In 1988, the Brazilian Constitution defined health as a universal right and a state responsibility. Progress towards universal health coverage in Brazil has been achieved through a unified health system (Sistema Único de Saúde [SUS]), created in 1990. With successes and setbacks in the implementation of health programmes and the organisation of its health system, Brazil has achieved nearly universal access to health-care services for the population. The trajectory of the development and expansion of the SUS offers valuable lessons on how to scale universal health coverage in a highly unequal country with relatively low resources allocated to health-care services by the government compared with that in middle-income and high-income countries. Analysis of the past 30 years since the inception of the SUS shows that innovations extend beyond the development of new models of care and highlights the importance of establishing political, legal, organisational, and management-related structures, with clearly defined roles for both the federal and local governments in the governance, planning, financing, and provision of health-care services. The expansion of the SUS has allowed Brazil to rapidly address the changing health needs of the population, with dramatic upscaling of health service coverage in just three decades. However, despite its successes, analysis of future scenarios suggests the urgent need to address lingering geographical inequalities, insufficient funding, and suboptimal private sector–public sector collaboration. Fiscal policies implemented in 2016 ushered in austerity measures that, alongside the new environmental, educational, and health policies of the Brazilian government, could reverse the hard-earned achievements of the SUS and threaten its sustainability and ability to fulfil its constitutional mandate of providing health care for all.

Introduction

2018 marked the 30th anniversary of Brazil's seventh constitution,1 the 40th anniversary of the Alma-Ata Declaration,2 and the 70th anniversary of the Universal Declaration of Human Rights.3 In Brazil, the 1988 Constitution represented an instrument of change and a social movement that established health as a right of the Brazilian population, incorporating important elements of the Declaration of Human Rights and the Alma-Ata Declaration into the social contract.
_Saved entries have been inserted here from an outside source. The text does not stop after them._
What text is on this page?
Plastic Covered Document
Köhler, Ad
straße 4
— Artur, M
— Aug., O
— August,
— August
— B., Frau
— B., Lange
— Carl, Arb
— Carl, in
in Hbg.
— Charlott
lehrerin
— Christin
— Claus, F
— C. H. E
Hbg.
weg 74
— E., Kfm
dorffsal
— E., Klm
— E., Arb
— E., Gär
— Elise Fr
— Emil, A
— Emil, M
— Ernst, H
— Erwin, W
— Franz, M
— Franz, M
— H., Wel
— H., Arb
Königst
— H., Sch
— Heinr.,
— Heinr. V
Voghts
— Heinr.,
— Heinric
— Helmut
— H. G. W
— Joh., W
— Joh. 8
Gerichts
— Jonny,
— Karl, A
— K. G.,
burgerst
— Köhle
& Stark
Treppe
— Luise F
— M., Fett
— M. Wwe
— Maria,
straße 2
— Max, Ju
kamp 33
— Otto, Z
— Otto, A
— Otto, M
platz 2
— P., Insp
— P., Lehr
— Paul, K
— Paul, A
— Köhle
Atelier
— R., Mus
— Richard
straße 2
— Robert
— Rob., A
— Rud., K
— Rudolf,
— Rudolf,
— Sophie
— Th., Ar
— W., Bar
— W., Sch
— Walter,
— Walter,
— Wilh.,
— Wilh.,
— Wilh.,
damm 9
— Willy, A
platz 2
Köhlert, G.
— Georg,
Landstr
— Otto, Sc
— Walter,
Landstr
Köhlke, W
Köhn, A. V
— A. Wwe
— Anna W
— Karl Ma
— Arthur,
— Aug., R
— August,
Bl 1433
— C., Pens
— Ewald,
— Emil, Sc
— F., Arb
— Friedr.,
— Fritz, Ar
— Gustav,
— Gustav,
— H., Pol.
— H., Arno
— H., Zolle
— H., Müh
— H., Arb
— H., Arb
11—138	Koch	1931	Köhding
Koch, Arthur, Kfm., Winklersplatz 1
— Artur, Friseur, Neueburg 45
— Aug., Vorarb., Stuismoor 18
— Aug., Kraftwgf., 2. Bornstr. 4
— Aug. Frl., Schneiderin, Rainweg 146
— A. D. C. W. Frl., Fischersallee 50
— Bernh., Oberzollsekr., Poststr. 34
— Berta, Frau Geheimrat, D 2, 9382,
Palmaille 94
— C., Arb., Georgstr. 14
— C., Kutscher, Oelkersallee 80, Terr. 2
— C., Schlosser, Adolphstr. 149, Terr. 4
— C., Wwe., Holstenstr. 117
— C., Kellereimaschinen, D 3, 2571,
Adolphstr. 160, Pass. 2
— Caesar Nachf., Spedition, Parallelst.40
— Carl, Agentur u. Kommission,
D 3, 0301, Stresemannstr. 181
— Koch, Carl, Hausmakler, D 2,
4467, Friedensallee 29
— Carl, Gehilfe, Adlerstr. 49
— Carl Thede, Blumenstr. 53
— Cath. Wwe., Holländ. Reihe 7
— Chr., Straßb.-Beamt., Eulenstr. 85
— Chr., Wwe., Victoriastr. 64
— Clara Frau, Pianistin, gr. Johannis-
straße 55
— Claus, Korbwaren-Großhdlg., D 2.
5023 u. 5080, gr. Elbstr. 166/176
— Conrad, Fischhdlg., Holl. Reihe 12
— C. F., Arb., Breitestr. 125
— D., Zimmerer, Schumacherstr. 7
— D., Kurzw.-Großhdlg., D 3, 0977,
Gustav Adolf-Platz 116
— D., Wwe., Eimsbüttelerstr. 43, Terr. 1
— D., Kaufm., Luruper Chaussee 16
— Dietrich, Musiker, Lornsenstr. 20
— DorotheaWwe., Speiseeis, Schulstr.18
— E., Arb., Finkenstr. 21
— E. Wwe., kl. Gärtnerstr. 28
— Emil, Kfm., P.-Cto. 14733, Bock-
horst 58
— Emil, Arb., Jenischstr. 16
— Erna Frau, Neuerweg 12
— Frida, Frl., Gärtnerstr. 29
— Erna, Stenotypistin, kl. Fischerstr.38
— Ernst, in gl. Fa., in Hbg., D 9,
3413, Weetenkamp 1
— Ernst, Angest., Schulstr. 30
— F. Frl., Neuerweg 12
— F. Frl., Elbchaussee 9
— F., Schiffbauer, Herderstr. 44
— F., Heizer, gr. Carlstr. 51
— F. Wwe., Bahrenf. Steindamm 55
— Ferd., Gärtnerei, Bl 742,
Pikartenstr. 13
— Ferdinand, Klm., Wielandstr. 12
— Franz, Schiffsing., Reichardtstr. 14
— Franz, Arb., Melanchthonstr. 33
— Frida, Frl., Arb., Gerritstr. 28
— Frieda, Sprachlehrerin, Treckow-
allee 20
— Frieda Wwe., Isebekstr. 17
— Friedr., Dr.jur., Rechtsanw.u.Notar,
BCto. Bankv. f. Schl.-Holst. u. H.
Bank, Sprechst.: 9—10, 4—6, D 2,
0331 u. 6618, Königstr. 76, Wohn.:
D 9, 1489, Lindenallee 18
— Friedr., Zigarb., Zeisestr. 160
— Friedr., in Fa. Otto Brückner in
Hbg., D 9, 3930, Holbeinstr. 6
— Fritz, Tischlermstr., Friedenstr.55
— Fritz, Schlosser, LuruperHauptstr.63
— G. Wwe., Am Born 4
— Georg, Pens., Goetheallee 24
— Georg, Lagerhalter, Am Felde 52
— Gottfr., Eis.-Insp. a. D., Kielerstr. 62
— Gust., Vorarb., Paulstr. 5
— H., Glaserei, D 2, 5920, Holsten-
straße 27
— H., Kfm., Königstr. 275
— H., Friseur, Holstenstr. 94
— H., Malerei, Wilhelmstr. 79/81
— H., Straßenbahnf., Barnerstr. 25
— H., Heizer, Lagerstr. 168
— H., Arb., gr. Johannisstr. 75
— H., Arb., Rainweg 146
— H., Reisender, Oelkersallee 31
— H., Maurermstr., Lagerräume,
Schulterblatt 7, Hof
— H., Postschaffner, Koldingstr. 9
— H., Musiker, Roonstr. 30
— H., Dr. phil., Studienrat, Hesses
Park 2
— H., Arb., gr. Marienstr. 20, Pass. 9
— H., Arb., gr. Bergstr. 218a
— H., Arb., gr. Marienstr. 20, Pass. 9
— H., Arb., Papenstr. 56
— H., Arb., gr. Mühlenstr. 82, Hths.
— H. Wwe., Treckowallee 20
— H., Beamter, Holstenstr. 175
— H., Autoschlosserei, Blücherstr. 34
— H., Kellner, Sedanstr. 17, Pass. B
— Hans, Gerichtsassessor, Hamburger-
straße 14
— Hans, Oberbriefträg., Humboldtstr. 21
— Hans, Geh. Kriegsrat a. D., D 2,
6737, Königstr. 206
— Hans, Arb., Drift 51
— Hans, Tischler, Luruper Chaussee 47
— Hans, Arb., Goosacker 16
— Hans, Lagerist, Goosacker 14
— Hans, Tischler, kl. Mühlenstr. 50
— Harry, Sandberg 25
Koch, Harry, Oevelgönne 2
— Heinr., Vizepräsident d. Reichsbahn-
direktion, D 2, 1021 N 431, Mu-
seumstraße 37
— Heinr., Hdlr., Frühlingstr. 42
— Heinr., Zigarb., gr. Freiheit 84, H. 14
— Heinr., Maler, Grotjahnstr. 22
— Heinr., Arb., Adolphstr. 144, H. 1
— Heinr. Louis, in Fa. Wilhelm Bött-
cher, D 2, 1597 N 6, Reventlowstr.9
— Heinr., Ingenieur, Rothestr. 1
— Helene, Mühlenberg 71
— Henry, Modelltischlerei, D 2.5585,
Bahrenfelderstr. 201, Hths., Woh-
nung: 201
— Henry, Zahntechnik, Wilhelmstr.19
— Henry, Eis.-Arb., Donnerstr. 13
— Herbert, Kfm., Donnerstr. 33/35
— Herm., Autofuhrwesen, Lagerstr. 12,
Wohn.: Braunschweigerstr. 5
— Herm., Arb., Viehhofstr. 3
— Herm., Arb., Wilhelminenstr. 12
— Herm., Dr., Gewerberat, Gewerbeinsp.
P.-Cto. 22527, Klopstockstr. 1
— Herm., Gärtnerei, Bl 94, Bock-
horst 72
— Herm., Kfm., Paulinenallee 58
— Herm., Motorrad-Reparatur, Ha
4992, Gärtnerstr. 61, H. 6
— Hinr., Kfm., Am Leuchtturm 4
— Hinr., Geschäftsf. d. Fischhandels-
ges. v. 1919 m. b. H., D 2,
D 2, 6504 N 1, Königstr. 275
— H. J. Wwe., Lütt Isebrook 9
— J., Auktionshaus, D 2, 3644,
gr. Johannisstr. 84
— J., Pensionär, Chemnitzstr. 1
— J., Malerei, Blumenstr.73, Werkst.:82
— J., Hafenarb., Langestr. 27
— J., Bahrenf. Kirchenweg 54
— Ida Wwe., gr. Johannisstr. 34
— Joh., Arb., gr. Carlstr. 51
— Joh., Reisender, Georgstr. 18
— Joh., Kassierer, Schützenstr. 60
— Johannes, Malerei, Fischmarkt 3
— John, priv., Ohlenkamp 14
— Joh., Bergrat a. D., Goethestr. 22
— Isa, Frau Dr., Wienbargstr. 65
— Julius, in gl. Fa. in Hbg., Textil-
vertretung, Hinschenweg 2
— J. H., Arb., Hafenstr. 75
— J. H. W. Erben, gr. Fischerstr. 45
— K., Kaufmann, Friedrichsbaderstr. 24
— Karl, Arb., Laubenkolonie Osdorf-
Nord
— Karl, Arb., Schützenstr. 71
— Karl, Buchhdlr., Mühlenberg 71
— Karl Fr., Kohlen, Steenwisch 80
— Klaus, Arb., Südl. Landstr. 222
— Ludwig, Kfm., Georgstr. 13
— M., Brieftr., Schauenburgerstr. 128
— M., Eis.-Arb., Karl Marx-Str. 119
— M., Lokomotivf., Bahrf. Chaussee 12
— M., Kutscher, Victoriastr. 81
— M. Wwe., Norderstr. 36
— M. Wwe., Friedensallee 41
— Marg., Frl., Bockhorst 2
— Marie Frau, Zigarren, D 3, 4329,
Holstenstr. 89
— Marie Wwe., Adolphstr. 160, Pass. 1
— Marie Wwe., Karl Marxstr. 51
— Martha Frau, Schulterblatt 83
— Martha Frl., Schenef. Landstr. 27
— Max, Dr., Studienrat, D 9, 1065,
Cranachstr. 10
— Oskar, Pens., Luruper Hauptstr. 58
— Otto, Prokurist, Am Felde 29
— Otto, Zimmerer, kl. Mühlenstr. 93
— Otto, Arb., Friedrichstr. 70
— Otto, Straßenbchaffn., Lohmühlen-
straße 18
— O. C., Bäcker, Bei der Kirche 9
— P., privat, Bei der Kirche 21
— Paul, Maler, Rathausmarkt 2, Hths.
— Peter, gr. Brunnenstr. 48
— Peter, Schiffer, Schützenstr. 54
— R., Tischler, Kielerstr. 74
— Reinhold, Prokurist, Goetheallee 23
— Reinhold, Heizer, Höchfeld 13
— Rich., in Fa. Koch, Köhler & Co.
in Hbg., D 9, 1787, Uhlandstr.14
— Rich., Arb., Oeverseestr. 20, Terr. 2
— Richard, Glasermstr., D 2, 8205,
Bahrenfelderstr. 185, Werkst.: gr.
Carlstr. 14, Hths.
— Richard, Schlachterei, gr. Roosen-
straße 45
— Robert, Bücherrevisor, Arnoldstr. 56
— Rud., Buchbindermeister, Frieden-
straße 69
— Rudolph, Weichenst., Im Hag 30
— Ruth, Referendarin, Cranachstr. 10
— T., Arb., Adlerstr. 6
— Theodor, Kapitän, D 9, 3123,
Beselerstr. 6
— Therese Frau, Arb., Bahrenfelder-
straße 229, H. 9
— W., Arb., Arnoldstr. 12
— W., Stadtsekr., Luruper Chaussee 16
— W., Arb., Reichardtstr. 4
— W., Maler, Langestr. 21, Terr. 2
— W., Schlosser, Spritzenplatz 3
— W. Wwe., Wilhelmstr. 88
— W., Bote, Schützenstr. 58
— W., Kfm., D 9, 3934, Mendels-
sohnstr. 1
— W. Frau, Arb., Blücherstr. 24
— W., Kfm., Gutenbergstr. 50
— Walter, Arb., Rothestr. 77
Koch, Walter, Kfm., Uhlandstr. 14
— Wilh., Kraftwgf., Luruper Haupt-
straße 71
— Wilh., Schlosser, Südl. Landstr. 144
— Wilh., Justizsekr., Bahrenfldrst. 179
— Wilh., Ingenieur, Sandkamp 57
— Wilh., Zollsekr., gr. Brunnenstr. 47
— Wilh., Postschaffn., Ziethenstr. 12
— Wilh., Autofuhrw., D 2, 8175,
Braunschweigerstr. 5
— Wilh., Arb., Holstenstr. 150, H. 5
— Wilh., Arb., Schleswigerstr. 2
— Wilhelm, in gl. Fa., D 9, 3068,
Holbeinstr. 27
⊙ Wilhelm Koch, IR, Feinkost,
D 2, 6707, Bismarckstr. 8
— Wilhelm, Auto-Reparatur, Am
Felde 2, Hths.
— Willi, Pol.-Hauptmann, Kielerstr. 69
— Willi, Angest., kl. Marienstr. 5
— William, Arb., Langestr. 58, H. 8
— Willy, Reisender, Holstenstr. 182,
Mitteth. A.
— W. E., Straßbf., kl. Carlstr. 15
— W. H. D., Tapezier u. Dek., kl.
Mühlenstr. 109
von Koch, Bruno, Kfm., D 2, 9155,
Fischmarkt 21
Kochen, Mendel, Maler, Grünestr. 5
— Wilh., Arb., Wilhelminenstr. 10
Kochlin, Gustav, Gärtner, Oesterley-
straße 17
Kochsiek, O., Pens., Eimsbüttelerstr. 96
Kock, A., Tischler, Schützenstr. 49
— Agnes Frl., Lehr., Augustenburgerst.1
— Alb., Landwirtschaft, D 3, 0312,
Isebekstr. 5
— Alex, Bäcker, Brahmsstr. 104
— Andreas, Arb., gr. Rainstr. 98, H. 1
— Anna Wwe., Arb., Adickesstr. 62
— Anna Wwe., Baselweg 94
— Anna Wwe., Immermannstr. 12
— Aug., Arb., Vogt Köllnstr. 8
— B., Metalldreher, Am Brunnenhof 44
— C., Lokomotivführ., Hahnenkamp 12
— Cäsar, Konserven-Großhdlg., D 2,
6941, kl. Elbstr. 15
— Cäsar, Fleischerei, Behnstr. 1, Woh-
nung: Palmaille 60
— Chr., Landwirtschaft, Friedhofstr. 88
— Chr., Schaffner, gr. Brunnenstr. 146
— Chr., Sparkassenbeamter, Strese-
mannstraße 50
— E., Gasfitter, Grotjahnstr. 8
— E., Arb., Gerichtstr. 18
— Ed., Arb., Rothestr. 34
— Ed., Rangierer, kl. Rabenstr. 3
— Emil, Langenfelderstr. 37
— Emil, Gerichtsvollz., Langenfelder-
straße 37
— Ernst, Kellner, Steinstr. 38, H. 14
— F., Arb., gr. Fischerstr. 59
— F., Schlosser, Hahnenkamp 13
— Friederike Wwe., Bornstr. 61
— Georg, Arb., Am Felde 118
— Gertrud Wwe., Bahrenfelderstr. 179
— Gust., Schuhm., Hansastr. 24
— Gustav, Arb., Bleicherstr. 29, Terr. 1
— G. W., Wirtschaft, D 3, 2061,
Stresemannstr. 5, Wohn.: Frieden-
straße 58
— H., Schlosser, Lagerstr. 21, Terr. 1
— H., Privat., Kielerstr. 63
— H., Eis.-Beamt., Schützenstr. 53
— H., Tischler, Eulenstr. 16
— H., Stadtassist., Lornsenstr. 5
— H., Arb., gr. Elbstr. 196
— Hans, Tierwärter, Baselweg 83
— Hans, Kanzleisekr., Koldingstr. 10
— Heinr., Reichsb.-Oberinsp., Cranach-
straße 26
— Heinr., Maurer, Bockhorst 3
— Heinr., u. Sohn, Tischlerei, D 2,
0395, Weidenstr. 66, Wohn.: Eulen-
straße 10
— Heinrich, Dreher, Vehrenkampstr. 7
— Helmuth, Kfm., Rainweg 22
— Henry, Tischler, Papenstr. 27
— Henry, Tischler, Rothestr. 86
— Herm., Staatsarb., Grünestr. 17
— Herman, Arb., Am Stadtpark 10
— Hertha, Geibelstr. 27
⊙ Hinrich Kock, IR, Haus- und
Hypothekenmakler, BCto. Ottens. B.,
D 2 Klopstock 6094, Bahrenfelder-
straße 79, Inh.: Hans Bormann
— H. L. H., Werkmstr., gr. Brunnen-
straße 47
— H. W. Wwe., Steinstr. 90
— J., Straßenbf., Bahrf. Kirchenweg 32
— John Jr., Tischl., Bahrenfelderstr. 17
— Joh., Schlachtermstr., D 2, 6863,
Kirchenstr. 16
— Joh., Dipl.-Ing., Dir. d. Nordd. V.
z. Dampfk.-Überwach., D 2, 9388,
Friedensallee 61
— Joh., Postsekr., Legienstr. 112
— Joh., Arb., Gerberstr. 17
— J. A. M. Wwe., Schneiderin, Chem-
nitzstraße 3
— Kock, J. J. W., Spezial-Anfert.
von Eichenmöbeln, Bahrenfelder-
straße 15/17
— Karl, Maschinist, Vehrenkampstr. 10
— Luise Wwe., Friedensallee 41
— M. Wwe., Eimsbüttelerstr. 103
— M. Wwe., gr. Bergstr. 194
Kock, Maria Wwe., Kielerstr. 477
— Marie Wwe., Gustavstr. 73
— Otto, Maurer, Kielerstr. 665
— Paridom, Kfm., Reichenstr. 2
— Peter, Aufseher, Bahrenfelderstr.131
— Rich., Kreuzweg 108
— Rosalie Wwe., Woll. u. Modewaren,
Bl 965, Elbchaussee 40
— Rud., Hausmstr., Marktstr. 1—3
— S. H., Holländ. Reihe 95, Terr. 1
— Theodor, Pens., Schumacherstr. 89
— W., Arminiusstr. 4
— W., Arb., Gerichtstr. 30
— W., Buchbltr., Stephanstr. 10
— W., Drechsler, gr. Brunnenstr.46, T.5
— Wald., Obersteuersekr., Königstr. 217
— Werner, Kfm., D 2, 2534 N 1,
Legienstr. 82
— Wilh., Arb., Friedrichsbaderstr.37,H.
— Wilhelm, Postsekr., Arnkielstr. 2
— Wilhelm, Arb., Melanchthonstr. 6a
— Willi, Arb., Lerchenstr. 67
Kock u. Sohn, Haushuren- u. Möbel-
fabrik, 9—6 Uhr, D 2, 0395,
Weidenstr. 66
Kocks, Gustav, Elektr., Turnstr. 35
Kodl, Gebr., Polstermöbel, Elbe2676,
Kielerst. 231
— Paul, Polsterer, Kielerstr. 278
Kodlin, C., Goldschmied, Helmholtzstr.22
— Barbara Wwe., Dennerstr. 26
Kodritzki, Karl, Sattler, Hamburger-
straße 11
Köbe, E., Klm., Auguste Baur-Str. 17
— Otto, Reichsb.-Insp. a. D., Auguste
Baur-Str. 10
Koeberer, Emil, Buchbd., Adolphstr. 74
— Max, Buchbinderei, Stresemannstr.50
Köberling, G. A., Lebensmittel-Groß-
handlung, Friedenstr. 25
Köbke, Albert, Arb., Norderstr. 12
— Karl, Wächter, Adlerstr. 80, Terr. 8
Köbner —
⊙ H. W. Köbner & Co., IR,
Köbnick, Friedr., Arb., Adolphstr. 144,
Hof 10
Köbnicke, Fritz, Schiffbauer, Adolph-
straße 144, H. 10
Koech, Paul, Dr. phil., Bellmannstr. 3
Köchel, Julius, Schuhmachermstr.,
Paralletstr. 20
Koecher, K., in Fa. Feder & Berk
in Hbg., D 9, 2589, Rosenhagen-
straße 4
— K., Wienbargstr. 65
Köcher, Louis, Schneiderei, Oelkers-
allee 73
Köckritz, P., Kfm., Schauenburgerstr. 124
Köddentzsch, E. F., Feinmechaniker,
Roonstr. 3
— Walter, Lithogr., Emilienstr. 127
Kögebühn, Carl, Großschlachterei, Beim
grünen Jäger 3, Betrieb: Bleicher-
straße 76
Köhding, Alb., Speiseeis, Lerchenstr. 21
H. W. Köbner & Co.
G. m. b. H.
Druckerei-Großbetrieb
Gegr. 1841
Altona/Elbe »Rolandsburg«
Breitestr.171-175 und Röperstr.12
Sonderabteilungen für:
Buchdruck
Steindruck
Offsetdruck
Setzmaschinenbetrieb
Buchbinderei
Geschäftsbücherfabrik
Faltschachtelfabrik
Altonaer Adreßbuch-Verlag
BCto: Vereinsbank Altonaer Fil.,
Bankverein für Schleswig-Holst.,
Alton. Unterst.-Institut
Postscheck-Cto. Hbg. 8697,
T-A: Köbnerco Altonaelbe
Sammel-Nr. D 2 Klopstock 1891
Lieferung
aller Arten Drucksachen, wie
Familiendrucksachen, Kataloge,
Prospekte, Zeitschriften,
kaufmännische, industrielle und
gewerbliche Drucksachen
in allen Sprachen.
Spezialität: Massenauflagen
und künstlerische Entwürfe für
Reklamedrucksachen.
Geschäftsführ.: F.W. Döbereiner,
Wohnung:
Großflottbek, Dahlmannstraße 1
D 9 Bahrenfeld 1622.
The constitution mandated the state's responsibility to deliver health care to all, paving the way to the unified health system (Sistema Único de Saúde [SUS]). It also initiated the journey to universal health coverage, with the aim of improving health outcomes in a health system that was highly fragmented and characterised by wide inequities in access to health care and health outcomes.

Since its creation in 1990, the SUS has made consistent progress towards delivering universal and comprehensive health care to the Brazilian population, helping to reduce inequalities in health-care access and the achievement of better outcomes, but not without challenges.4, 5 Despite the successes, the SUS is now at a crossroads.6, 7 Austerity measures introduced in 2016 (Constitutional Amendment 95) imposed a strict limit on the growth of public expenditure until 2036 at an amount based on the value of its previous financial year adjusted for inflation,8, 9 threatening further expansion and sustainability of the SUS (appendix pp 2–5),6 with adverse consequences for equity and health outcomes.

In this Health Policy, we present an overview of the first 30 years of the SUS (appendix pp 2–5), highlighting legal and organisational trajectories, achievements, and remaining challenges, followed by an analysis of future financial scenarios and associated health outcomes until 2030 (the target year for the UN Sustainable Development Goals) to show the consequences of fiscal entrenchment for the Brazilian health system.

The fiscal, economic, environmental, education, and health policies (eg, for adolescents and primary health care [PHC]) introduced by the Bolsonaro administration in 2019 pose a number of risks to the SUS. We discuss these threats and explore policy options that need to be introduced to sustain the SUS.

Section snippets

30 years of the SUS

Following the establishment of its principles in the 1988 Constitution and its creation in 1990, the legal mechanisms for the operationalisation and expansion of the SUS were progressively developed over 30 years (appendix pp 2–5). Major health programmes were launched to tackle persistent and emerging infectious diseases, high maternal and child mortality (table 1), and new challenges driven by four important transitions: first, migration from rural to urban areas, leading to disorganised

Projected population health effects of changes in future financing of the SUS

Over the past 30 years, the SUS expanded access to health services accompanied by falling inequalities in population health indicators, but its future performance is threatened by demographic, epidemiological, economic, political, and social transitions faced by Brazil.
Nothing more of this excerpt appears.